# Blindfolded progression thread



## V Achyuthan (Dec 21, 2021)

Hi everyone,
So I am going to my first ever physical comp (not official) at Jan 15 and 16. The events I am going to participate are 3x3, 2x2 and 3BLD.
I have not been practicing 3BLD much. So it's time to start serious practice again. I average 3:30 - 4 min on blind. I use a mix of BOP and OP. 
If someone has any tips to improve please let me know. I am trying to get better.


----------



## Eli Apperson (Dec 21, 2021)

V Achyuthan said:


> Hi everyone,
> So I am going to my first ever physical comp (not official) at Jan 15 and 16. The events I am going to participate are 3x3, 2x2 and 3BLD.
> I have not been practicing 3BLD much.

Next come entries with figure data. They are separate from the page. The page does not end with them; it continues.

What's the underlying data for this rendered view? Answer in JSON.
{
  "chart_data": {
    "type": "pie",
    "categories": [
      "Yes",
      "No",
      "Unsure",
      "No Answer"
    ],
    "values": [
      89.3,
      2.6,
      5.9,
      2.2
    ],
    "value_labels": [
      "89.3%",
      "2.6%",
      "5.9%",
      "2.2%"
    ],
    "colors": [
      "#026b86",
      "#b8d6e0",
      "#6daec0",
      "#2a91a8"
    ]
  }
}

So it's time to start serious practice again. I average 3:30 - 4 min on blind. I use a mix of BOP and OP.
> If someone has any tips to improve please let me know. I am trying to get better.


I'm also starting blind for the same reason. I recommend Jack Cai video on m2 edges.


----------



## V Achyuthan (Dec 22, 2021)

CubableYT said:


> I'm also starting blind for the same reason. I recommend Jack Cai video on m2 edges.


thanks


----------